Joseph Polocz oral history interview



Joseph Polocz oral history interview


Born-digital video recording of an oral history with Joseph Polocz and interviewer Dan Hagedorn, recorded as part of The Museum of Flight Oral History Program, March 17, 2017.


World War II veteran Joseph Polocz is interviewed about his military service and his expertise in mechanics and machine restoration. He describes his wartime experiences as a member of the Royal Hungarian Army and Royal Hungarian Air Force, his time in a French prisoner-of-war camp, and his post-war life as a laborer in Germany and France. He then discusses his immigration to the United States and his technician career with Philco and RCA. The interview concludes with an overview of Polocz’s volunteer work at The Museum of Flight Restoration Center, where he served on the restoration teams for the Boeing 247 and several Link Trainers.

Table Of Contents

Introduction and personal background -- World War II and call to service -- Early aviation memories -- Mechanical school instruction and glider training -- Escape in a Dornier Do 23 -- Time in a French prison camp and post-war life -- Coming to the United States and career with Philco and RCA -- Settling in the Pacific Northwest -- Restoration Center work and restoring Link Trainers -- Favorite airplane and closing thoughts




1 recording (1 hr., 59 sec.) : digital



Bibliographic Citation

The Museum of Flight Oral History Collection/The Museum of Flight





Biographical Text

Joseph Polocz served with the Royal Hungarian Army and Royal Hungarian Air Force during World War II and afterwards immigrated to the United States, where he had a decade-spanning career with RCA as an electronic technician. He was born on May 10, 1921 in Pannonhalma, Hungary. His father was an ornamental metalsmith. During his youth, Polocz studied his father’s trade, worked at a brick factory and movie house, and assisted family members on the family farm.

During World War II, Polocz was called to military service with the Royal Hungarian Army.

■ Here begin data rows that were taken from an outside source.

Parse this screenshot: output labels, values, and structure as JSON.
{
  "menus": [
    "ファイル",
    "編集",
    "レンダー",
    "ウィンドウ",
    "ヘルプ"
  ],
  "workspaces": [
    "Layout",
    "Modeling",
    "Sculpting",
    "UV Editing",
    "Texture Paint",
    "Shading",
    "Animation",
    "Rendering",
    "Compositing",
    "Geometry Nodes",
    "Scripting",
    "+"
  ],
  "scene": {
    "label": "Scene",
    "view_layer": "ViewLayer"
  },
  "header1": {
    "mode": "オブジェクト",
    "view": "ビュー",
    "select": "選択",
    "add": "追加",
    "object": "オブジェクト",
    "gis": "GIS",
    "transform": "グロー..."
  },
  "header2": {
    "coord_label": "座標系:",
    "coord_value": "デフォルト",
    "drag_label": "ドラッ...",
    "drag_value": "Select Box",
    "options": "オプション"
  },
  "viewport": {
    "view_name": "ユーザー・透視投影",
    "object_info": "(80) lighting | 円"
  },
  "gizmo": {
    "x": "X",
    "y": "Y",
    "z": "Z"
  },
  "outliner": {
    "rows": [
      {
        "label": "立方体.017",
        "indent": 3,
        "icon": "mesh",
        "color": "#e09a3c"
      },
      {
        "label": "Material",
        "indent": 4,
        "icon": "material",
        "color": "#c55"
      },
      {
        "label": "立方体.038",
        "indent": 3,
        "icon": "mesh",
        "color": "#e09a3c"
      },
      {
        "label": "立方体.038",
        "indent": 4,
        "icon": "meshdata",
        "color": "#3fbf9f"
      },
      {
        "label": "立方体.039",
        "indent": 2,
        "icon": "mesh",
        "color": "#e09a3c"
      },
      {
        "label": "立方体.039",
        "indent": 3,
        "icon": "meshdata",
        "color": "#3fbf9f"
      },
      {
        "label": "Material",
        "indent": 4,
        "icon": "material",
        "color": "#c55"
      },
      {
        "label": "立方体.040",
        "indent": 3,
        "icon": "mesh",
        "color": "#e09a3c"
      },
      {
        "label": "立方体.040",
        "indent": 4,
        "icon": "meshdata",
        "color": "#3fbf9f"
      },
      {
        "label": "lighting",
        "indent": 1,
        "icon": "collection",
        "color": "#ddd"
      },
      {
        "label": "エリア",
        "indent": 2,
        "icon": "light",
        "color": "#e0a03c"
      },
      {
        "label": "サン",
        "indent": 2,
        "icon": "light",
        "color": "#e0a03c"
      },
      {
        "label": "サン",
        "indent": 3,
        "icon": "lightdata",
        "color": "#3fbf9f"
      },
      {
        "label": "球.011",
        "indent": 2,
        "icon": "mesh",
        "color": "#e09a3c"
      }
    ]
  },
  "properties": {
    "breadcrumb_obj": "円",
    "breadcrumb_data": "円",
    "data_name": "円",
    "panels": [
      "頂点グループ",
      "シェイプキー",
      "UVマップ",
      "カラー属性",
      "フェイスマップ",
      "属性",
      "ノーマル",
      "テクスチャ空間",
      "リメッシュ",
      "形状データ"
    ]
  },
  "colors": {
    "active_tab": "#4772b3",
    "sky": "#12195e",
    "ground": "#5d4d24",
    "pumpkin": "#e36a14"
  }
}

He later transferred to the Royal Hungarian Air Force, where he trained as a mechanic and served as an instructor at a mechanical school. He also participated in glider training. At a late point in the war, Polocz and another serviceman escaped from advancing Russian forces by flying an obsolete Dornier Do 23 aircraft out of their abandoned airfield. Polocz’s unit was captured by American forces soon after, and he spent approximately three months in a French prisoner-of-war camp. Following his release, Polocz worked in Germany as a farmhand, then attempted to return Hungary. When he learned that many returning Hungarian soldiers were being sent to the Gulag, he decided to return to Germany.

In the post-war years, Polocz worked as a coal miner in France but soon became worried that the heightened international tensions might lead to another war. With the help of UNRRA (United Nations Relief and Rehabilitation Administration), he immigrated to the United States and settled in Pennsylvania. Though he initially did not speak English, Polocz’s strong mathematic and mechanical skills led to a job opportunity with the Philco Corporation. He later was hired by RCA as an electronic technician. During his 38-year career with RCA, Polocz worked on technology related to the Moon program and the guided missile cruiser, among other projects.

After his retirement, Polocz relocated to Washington State and settled in the Everett area. In the 1980s, he joined The Museum of Flight Restoration Center as a restoration volunteer. He served on the restoration team for the Boeing 247 and also helped to restore several World War II-era Link Trainers to operational status. As of 2014, he is still an active volunteer at the Restoration Center.

Polocz married his wife, Mary, shortly after his immigration to the United States. The two had one daughter, Maxine.

Biographical information derived from interview and additional information provided by interviewee.